5. From Up on Poppy Hill

Reflecting yet another genre of storytelling at which Miyazaki excels, From Up on Poppy Hill (2011) may disappoint his more action-oriented fans, but if heartwarming romance is your thing, this one’s for you. Written by Miyazaki and Keiko Niwa and directed by Miyazaki’s son Goro, this lovely film looks back at the life of a Yokohama teenager who awakens to romance as Tokyo prepares to host the 1964 summer Olympics. Her father was lost at sea years ago, and the maritime signal flags she habitually raises daily to guide him home attract the attention of a boy from her high school.
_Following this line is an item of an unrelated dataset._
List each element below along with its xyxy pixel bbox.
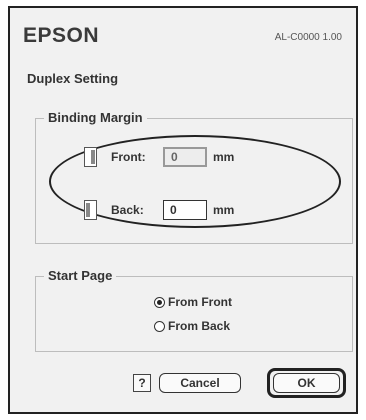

Love blossoms, but one big problem threatens to keep the pair apart. It’s touching, nostalgic, innocent and beautifully shot.

There you have it: five golden offerings from my favorite filmmaker (really, you can’t go wrong with any Miyazaki movie). But there’s more: Miyazaki’s retirement announcement in 2013—his sixth such promise—has now been subverted by word of his next post-retirement project, “Boro the Caterpillar,” an all-CG short (a first for the director). And Miyazaki fans who find themselves in Tokyo should check out the Studio Ghibli Museum in nearby Mitaka. It’s not an amusement park, but it is a great place to visit for fun exhibits and cool merch. It even has its own beer! So happy birthday, Miyazaki-sama! You’ve made me a happy geek for many years.